Tempering Expectations For Returning Pitchers
With Tyson Ross and Andrew Cashner recently flashing glimpses of the talent they each possess, I’ve noticed a growing swell of optimism as it pertains to the potential future Padres pitching staff. In addition to Ross and Cashner, Padre fans point out the inevitable return from Tommy John surgery of Cory Luebke, Joe Wieland and Casey Kelly as reasons to feel good about the core of starting pitchers the Padres will have. That’s all well and good and after the miserable crew of hurlers we’ve been subjected to this season (thinking of you Edinson Volquez, Jason Marquis and Clayton Richard) I can understand wanting to turn the page to what promises to be a brighter future. Nevertheless we need to cool it a bit when it comes to our expectations of Luebke, Wieland and Kelly as they come back from their injuries.
There seems to be this sense emanating from a segment of Friar fans that once they get all of their young arms together and healthy that the Friars will instantly become a playoff contender. I’ve even heard a similar sentiment expressed indirectly by members of the Padres organization.
Recently, following a stellar outing from one young Padres arm (I can’t honestly recall which one for sure but I believe it was Ross) Ted Leitner recounted a conversation he had with Buddy Black for a pregame show on The Mighty 1090. When Ted brought up the names of some of those young hurlers and asked Buddy about getting them all together on the same staff he described the look in the face of the Padres skipper.
Of course I didn’t actually see it but the image conjured up in my mind from Teddy’s description was one of Buddy Black staring ahead with a slight grin and a look of dreamy longing in his eyes. I get it; if I had a starting pitching staff like the Friars have had this year I’d be staring off into space dreaming of better things. Hell, I’d probably be cross-eyed and drooling by that point after watching Marquis and Volquez combine to walk an average nearly five batters per nine innings all season long.
I hate to say it because it makes me sound like a pessimist and I really don’t like being a pessimist but the message inferred from Buddy is the same one the organization has been force-feeding Friar fans for years now. Hope. Not for today but for tomorrow; hope that has yet to be realized.

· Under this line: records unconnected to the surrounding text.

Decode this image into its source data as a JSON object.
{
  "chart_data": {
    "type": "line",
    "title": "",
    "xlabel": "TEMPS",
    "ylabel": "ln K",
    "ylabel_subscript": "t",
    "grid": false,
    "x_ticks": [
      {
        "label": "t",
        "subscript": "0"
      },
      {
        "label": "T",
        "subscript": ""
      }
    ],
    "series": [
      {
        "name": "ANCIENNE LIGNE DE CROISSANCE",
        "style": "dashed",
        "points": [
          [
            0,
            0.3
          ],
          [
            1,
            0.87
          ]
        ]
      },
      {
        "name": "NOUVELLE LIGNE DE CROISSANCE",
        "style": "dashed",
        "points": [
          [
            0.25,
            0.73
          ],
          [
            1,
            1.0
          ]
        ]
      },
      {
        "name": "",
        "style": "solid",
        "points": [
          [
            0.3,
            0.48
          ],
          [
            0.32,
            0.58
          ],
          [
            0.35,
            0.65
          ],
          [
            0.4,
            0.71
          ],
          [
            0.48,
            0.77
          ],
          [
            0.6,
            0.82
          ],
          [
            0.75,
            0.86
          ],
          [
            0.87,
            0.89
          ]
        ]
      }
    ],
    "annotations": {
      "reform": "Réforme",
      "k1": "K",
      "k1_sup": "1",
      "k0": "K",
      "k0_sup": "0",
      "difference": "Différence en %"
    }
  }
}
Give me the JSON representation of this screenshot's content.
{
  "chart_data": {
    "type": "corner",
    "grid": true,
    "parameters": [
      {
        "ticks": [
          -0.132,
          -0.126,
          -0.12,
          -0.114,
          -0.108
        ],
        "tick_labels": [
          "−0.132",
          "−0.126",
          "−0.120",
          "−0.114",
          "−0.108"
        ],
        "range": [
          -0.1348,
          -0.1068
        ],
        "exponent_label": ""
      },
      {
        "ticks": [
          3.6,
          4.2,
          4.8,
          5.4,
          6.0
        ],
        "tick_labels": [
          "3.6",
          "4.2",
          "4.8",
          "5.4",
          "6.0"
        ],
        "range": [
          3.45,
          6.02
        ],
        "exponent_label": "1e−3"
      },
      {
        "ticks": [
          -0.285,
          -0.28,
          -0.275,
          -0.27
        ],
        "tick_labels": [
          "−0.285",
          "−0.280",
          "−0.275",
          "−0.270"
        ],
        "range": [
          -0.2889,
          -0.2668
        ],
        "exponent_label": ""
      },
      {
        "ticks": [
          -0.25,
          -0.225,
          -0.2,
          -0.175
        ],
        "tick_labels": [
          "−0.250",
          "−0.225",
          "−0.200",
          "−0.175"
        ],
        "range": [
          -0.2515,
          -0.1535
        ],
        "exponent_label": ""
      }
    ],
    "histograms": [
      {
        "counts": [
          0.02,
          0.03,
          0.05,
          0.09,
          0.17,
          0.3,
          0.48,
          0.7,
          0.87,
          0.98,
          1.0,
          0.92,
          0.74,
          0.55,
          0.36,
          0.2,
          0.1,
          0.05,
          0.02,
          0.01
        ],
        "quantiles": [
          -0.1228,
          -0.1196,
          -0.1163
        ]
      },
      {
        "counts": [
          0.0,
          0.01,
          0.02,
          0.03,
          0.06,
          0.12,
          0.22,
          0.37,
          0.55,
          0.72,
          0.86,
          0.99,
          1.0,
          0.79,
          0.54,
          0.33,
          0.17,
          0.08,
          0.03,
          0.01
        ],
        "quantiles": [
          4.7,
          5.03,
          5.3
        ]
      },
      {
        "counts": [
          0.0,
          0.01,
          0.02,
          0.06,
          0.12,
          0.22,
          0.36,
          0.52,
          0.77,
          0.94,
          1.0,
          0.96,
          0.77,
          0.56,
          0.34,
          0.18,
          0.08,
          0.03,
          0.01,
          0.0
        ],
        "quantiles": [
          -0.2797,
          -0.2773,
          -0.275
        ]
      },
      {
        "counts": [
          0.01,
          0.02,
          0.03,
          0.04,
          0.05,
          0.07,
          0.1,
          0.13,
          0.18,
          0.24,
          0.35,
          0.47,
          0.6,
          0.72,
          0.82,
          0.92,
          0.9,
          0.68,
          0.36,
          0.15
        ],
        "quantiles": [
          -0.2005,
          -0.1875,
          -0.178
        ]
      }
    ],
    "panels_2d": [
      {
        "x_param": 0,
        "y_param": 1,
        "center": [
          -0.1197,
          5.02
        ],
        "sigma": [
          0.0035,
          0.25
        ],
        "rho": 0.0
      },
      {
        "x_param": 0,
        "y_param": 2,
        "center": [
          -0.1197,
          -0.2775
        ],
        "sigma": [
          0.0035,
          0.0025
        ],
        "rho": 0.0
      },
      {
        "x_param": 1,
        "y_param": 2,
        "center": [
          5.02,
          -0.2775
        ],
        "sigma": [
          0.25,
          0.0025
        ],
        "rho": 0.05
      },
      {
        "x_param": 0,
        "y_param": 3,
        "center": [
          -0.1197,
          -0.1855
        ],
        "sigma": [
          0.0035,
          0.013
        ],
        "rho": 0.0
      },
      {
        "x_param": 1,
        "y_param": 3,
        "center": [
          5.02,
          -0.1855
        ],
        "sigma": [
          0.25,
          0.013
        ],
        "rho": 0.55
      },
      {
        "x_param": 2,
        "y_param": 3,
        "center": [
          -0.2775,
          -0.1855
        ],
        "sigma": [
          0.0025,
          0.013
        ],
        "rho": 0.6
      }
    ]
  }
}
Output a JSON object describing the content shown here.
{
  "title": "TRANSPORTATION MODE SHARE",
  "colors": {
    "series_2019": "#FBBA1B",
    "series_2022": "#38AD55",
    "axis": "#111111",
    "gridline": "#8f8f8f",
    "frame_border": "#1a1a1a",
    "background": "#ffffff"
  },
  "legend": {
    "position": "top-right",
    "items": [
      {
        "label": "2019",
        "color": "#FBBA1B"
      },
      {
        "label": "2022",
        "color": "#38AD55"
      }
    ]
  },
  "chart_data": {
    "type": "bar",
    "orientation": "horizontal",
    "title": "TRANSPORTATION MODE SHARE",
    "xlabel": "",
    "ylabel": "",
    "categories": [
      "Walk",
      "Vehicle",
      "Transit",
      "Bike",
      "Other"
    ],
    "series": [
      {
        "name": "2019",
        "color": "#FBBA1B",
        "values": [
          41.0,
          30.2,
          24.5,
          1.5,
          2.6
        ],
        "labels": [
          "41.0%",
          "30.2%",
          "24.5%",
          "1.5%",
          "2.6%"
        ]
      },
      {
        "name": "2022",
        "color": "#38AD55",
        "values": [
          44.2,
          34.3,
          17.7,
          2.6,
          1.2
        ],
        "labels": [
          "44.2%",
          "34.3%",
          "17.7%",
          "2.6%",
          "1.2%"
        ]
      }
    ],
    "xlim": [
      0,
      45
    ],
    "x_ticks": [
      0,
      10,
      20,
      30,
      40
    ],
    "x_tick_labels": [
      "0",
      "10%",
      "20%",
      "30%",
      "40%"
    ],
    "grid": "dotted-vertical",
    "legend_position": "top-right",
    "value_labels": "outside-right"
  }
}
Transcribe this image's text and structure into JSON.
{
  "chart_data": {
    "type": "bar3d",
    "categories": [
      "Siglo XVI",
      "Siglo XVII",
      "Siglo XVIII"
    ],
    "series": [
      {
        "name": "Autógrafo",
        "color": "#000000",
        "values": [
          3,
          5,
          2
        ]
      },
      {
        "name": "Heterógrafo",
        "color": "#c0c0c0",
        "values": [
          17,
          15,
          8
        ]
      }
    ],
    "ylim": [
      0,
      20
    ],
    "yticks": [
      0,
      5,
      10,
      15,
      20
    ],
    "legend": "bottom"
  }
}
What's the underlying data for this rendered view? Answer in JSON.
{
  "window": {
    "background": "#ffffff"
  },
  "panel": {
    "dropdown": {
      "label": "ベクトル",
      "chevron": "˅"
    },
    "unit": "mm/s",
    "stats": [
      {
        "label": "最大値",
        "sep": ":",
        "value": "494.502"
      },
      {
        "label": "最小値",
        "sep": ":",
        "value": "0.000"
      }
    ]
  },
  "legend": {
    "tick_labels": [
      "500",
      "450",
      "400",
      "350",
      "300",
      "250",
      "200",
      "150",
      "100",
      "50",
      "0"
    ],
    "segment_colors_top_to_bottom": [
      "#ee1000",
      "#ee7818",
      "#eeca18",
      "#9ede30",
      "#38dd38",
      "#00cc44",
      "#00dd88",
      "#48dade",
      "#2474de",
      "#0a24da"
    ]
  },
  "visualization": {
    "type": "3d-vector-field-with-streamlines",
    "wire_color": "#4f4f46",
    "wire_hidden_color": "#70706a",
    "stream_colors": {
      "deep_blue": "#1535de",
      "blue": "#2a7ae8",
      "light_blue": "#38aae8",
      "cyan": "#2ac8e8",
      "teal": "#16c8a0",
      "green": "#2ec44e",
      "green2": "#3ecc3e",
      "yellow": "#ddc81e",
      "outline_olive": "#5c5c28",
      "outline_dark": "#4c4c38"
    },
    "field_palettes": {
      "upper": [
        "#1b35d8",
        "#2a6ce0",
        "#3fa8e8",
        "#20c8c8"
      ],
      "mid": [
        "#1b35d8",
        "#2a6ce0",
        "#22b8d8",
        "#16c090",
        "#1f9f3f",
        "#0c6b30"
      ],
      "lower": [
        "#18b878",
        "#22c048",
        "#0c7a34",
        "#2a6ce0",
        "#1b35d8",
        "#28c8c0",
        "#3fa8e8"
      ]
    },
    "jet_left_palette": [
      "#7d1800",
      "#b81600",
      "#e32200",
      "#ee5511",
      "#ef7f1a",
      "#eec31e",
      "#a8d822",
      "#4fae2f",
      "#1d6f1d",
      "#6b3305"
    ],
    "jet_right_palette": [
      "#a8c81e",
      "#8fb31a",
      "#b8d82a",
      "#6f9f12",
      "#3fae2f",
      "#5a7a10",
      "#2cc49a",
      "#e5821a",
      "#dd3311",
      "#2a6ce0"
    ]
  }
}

Going all the way back to the KT/Sandy Alderson administration and up through the current management team, the organization preaches the same philosophy of building through the draft, developing young talent and seeing the homegrown talent prosper. They say they can’t compete for the marquee free agents and in order for them to contend they need to do it by streaming in a steady flow of young affordable talent. That’s a fine philosophy but what happens when that stream of talent ends up being more of a trickle.
At the end of the day the Padres have failed to properly execute their philosophy and I’ve gotten to the point where I take anything coming from the organization with a grain of salt. That includes any high praise of prospects or their expectations for young players. So when I start to get the sense that the Padres are laying the groundwork for a sell job based on the potentially great Padres pitching staff of next year, or the year after that, or the year after that, I tend to be a little doubtful.
Now I like Luebke. I really think he can return and be the best southpaw starter in the NL West not named Clayton Kershaw or Madison Bumgarner. He has roughly a full season of major league experience (188.1 IP), a career ERA of 3.25 and has averaged better than a strikeout per inning. Pitchers return from Tommy John surgery 100% healthy all the time and I am confident Luebke will too. But it will take time for Luebke to get back to what he was.
Luebke has played baseball for most of his life. He’s pitched for most of that time. He can’t simply stop for pretty much two years and pick up right where he left off. No one does that. It will take time for him to get the feel for pitching back.
I also tend to think that the Padres will be careful with Luebke. The Padres have the lefty under contract for two seasons beyond this one and also hold two options that can tie Luebke to the club through the 2017 campaign. That means they have a lot invested in Cory and won’t risk harming their investment by overtaxing him upon his return. I see an innings limit put in place for him next season consequently limiting his potential impact.
As for Wieland and Kelly, both hurlers are just 23 and have combined for all of 11 total starts at the big league level. They are still prospects at this stage of their respective careers and as we know with prospects not all pan out as hoped. In fact, a majority of prospects fail to live up to their advanced billing. Mathematically speaking there is a great chance at least one of Kelly or Wieland will not establish themselves as quality starting pitchers for the Padres or any other major league club.
So any expectation that Kelly and Wieland will return next season and augment a pennant-winning rotation fronted by Luebke is misplaced. They can help, no doubt, but if the Padres do make the playoffs with those three pitching key innings it’s not going to be in 2014; it’s going to be in 2015, or 2016, or maybe never. Let’s make sure we temper our expectations upon the returns of Luebke, Kelly and Wieland. That’s all I’m saying.